2. Ответ очевиден: потому что молодое поколение НЕУДОВЛЕТВОРЕНО. И эта неудовлетворенность, естественно, ищет выражения в полярных формах — как в оппозиционности так называемым буржуазным ценностям, так и в оппозиционности так называемым консервативным. (Определения, разумеется, условны, поскольку оппозиция к каждому из элементов возможна как справа, так и слева). Но главное, что на конфронтацию всегда толкает именно недовольство существующим положением вещей. Кроме того, возрождение волны, условно говоря, “охранительно-государственного” толка связано, мне кажется, еще и с некоторыми выгодами, которые пробивающиеся в литературу молодые люди надеются извлечь благодаря известной степени сервильности по отношению к генеральной линии власти. Что, впрочем, не исключает и определенного небескорыстия и по другую сторону фронта. Вообще, отчетливо заметное стремление выступать в когорте с надеждой на последующие “награды” (в широком смысле) кажется мне наиболее отвратительной приметой времени.
3. Результаты любых “проектов” я заранее оцениваю отрицательно. Я не верю ни в искренность проектов, ни в искренность их участников. Меня же интересуют только бескорыстные и искренние вещи.

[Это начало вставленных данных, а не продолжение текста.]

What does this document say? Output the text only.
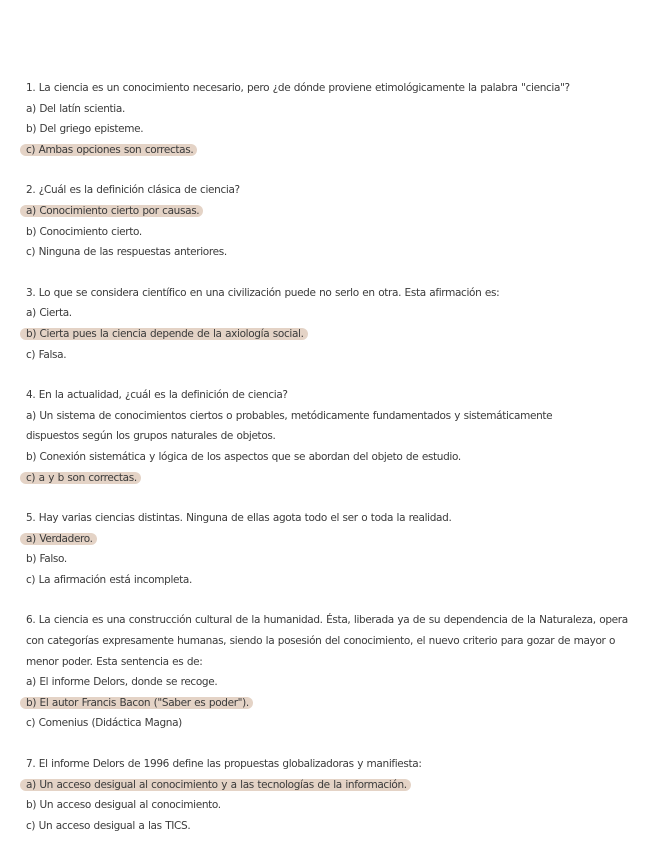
1. La ciencia es un conocimiento necesario, pero ¿de dónde proviene etimológicamente la palabra "ciencia"?

a) Del latín scientia.

b) Del griego episteme.

c) Ambas opciones son correctas.

2. ¿Cuál es la definición clásica de ciencia?

a) Conocimiento cierto por causas.

b) Conocimiento cierto.

c) Ninguna de las respuestas anteriores.

3. Lo que se considera científico en una civilización puede no serlo en otra. Esta afirmación es:

a) Cierta.

b) Cierta pues la ciencia depende de la axiología social.

c) Falsa.

4. En la actualidad, ¿cuál es la definición de ciencia?

a) Un sistema de conocimientos ciertos o probables, metódicamente fundamentados y sistemáticamente dispuestos según los grupos naturales de objetos.

b) Conexión sistemática y lógica de los aspectos que se abordan del objeto de estudio.

c) a y b son correctas.

5. Hay varias ciencias distintas. Ninguna de ellas agota todo el ser o toda la realidad.

a) Verdadero.

b) Falso.

c) La afirmación está incompleta.

6. La ciencia es una construcción cultural de la humanidad. Ésta, liberada ya de su dependencia de la Naturaleza, opera con categorías expresamente humanas, siendo la posesión del conocimiento, el nuevo criterio para gozar de mayor o menor poder. Esta sentencia es de:

a) El informe Delors, donde se recoge.

b) El autor Francis Bacon ("Saber es poder").

c) Comenius (Didáctica Magna)

7. El informe Delors de 1996 define las propuestas globalizadoras y manifiesta:

a) Un acceso desigual al conocimiento y a las tecnologías de la información.

b) Un acceso desigual al conocimiento.

c) Un acceso desigual a las TICS.
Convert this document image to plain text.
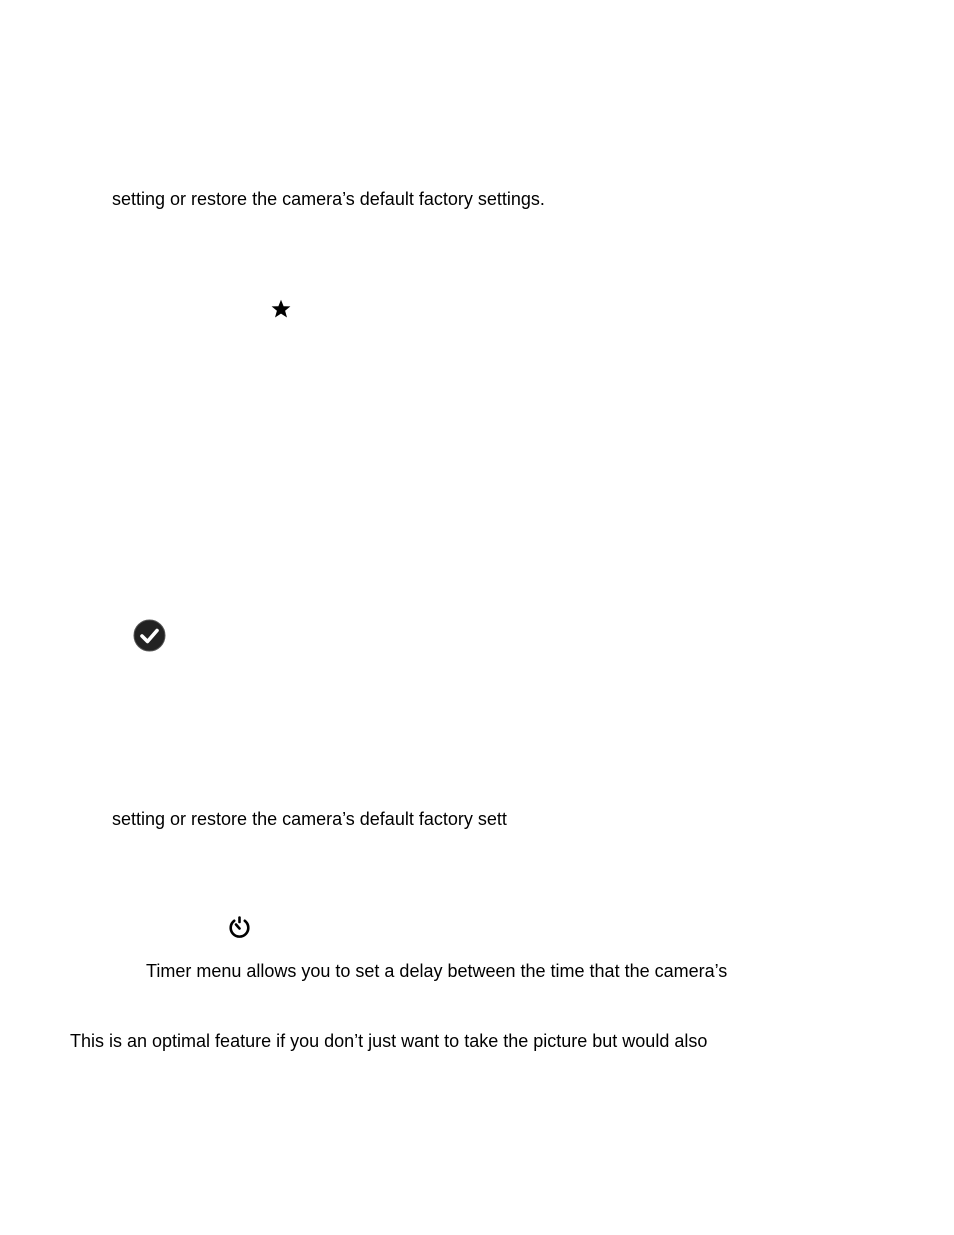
setting or restore the camera’s default factory settings.
setting or restore the camera’s default factory sett
Timer menu allows you to set a delay between the time that the camera’s
This is an optimal feature if you don’t just want to take the picture but would also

4. Я думаю, что это поле существует — постольку, поскольку люди способны реализовывать себя именно как критики, то есть неангажированные анализаторы текстов. На этом пятачке возможно все — и взаимопонимание, и конструктивный диалог, и даже конструктивная полемика диаметрально противоположных эстетических оценок. Вне этого поля критика не существует, она перестает быть критикой, превращаясь в публицистику (в лучшем случае) и политический ангажемент (в худшем).
Ольга Седакова
1. Сразу же хочу предупредить, что мои ответы основаны не столько на ситуации в нашей литературной критике (я недостаточно с ней знакома), сколько на общем впечатлении от всех публичных высказываний последних лет — художественных, журналистских, политических, общегуманитарных… Я буду говорить о “либерализме” и “консерватизме” как о настроениях, как о двух стилистиках (их в действительности больше, чем две).

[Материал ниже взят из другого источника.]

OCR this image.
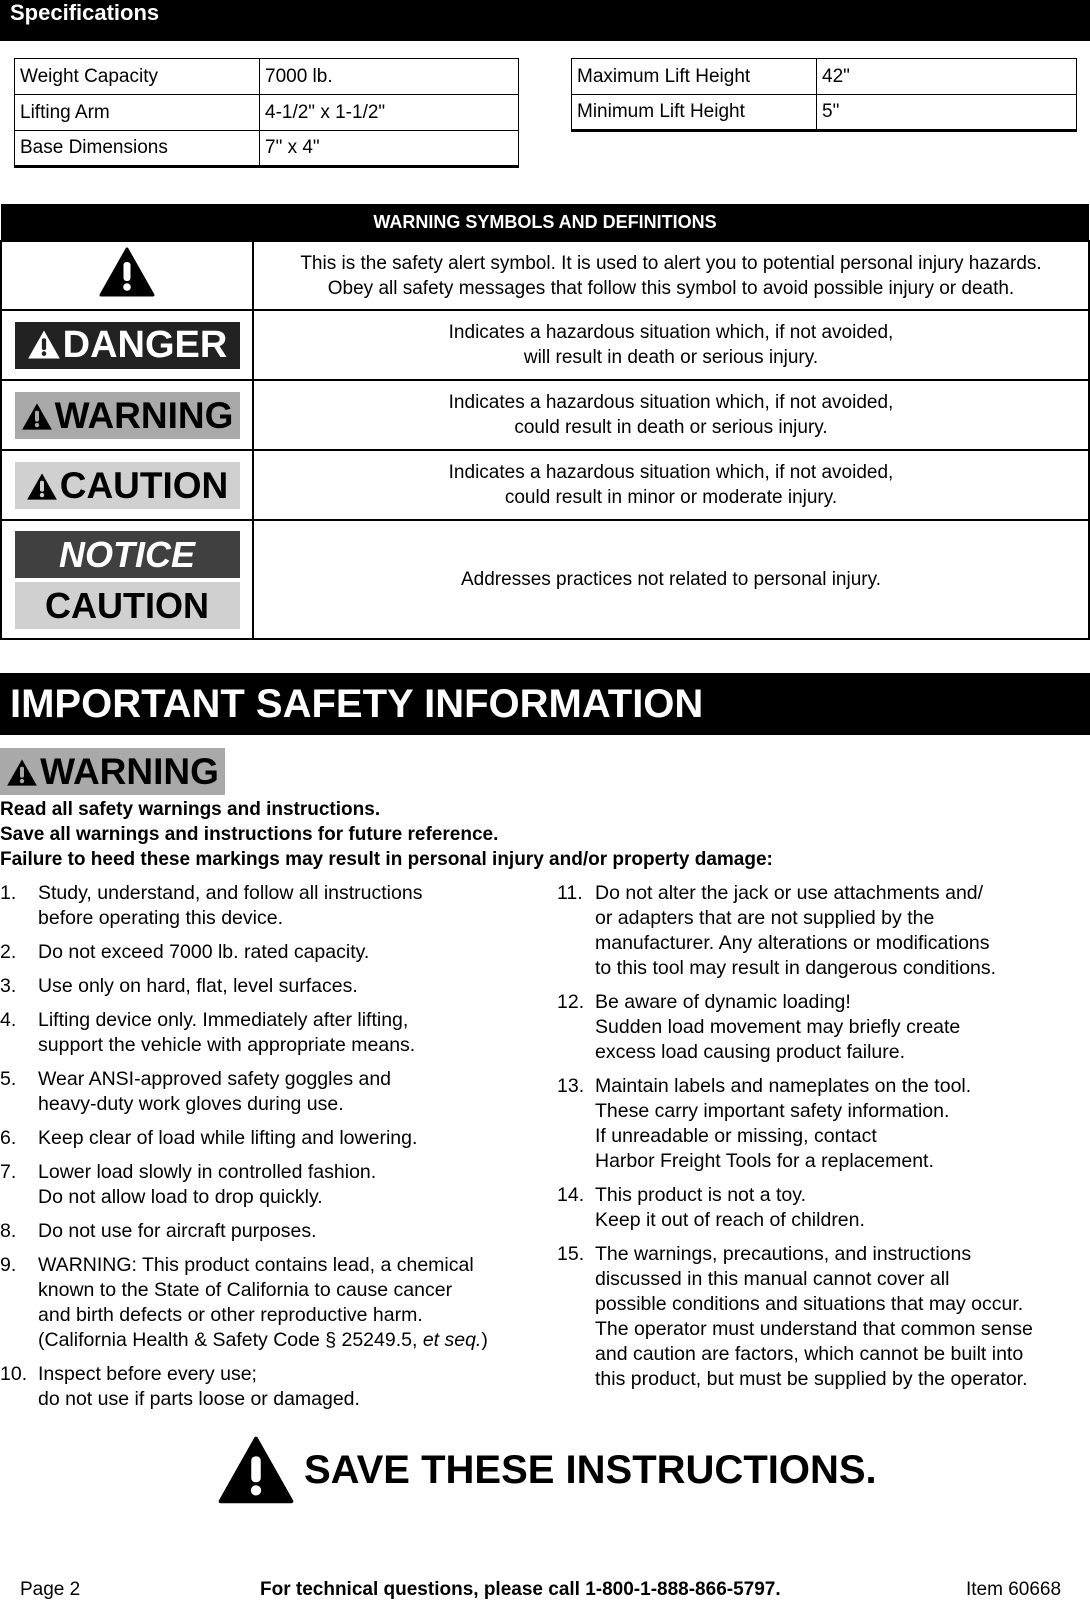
Specifications
Weight Capacity	7000 lb.
Lifting Arm	4-1/2" x 1-1/2"
Base Dimensions	7" x 4"
Maximum Lift Height	42"
Minimum Lift Height	5"
WARNING SYMBOLS AND DEFINITIONS	

This is the safety alert symbol. It is used to alert you to potential personal injury hazards.
Obey all safety messages that follow this symbol to avoid possible injury or death.

DANGER	Indicates a hazardous situation which, if not avoided,
will result in death or serious injury.

WARNING	Indicates a hazardous situation which, if not avoided,
could result in death or serious injury.

CAUTION	Indicates a hazardous situation which, if not avoided,
could result in minor or moderate injury.

NOTICE
CAUTION	Addresses practices not related to personal injury.
IMPORTANT SAFETY INFORMATION
WARNING
Read all safety warnings and instructions.
Save all warnings and instructions for future reference.
Failure to heed these markings may result in personal injury and/or property damage:
1. Study, understand, and follow all instructions
before operating this device.
2. Do not exceed 7000 lb. rated capacity.
3. Use only on hard, flat, level surfaces.
4. Lifting device only. Immediately after lifting,
support the vehicle with appropriate means.
5. Wear ANSI-approved safety goggles and
heavy-duty work gloves during use.
6. Keep clear of load while lifting and lowering.
7. Lower load slowly in controlled fashion.
Do not allow load to drop quickly.
8. Do not use for aircraft purposes.
9. WARNING: This product contains lead, a chemical
known to the State of California to cause cancer
and birth defects or other reproductive harm.
(California Health & Safety Code § 25249.5, et seq.)
10. Inspect before every use;
do not use if parts loose or damaged.
11. Do not alter the jack or use attachments and/
or adapters that are not supplied by the
manufacturer. Any alterations or modifications
to this tool may result in dangerous conditions.
12. Be aware of dynamic loading!
Sudden load movement may briefly create
excess load causing product failure.
13. Maintain labels and nameplates on the tool.
These carry important safety information.
If unreadable or missing, contact
Harbor Freight Tools for a replacement.
14. This product is not a toy.
Keep it out of reach of children.
15. The warnings, precautions, and instructions
discussed in this manual cannot cover all
possible conditions and situations that may occur.
The operator must understand that common sense
and caution are factors, which cannot be built into
this product, but must be supplied by the operator.
SAVE THESE INSTRUCTIONS.
Page 2	For technical questions, please call 1-800-1-888-866-5797.	Item 60668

До того, как мы познакомились с двумя этими настроениями (противопоставляющими себя “деспотизму”, “тоталитаризму” и т.п.) наяву, в нашей общественной реальности, “либерализм”, с легкой руки Пушкина, да и в связи с самой этимологией слова казался мне (как и С.С. Аверинцеву, с которым мы это обсуждали) привлекательнее, чем “демократия”: либерализм — позиция свободного человека, рожденного свободным, не раба (латинское liber). В “демократии” же слышалось то не слишком позитивное значение греческого “демос” — народ (не толпа, но некое недифференцированное большинство). “Демократия” как будто предполагала неизбежное снижение интеллектуального, эстетического и т.п. критериев. Как в известных стихах:
Что геральдического льва
Демократическим копытом
Теперь лягает и осел.
“Либерализм” же, в пушкинской традиции, предполагал сохранность общего строя ценностей, личных и исторических, их иерархии — но при этом не навязывание всего этого другим. Сдержанность, общая доброжелательность, отказ от похоти власти, от агрессивности и алчности (liberalis — щедрый) — вот такой представлялась мне стилистика либерализма: вообще говоря, аристократическая стилистика, если бы это слово — “аристократия” — можно было теперь употребить, не вызвав всеобщего возмущения. Своего (плохого, популистского) рода демократия была и в советском обществе, а вот чего там не было, так это либерализма. И его хотелось. Как хороших манер, как воспитанности и просвещенности — “людскости”, как говорил Батюшков. Конечно, от несколько отстраненной благожелательности либерального человека до любви к ближним человека христианского — огромное расстояние, и тем не менее из всех возможных светских позиций именно либеральная (так, как она описана выше) казалась мне самой близкой к христианской социальной этике.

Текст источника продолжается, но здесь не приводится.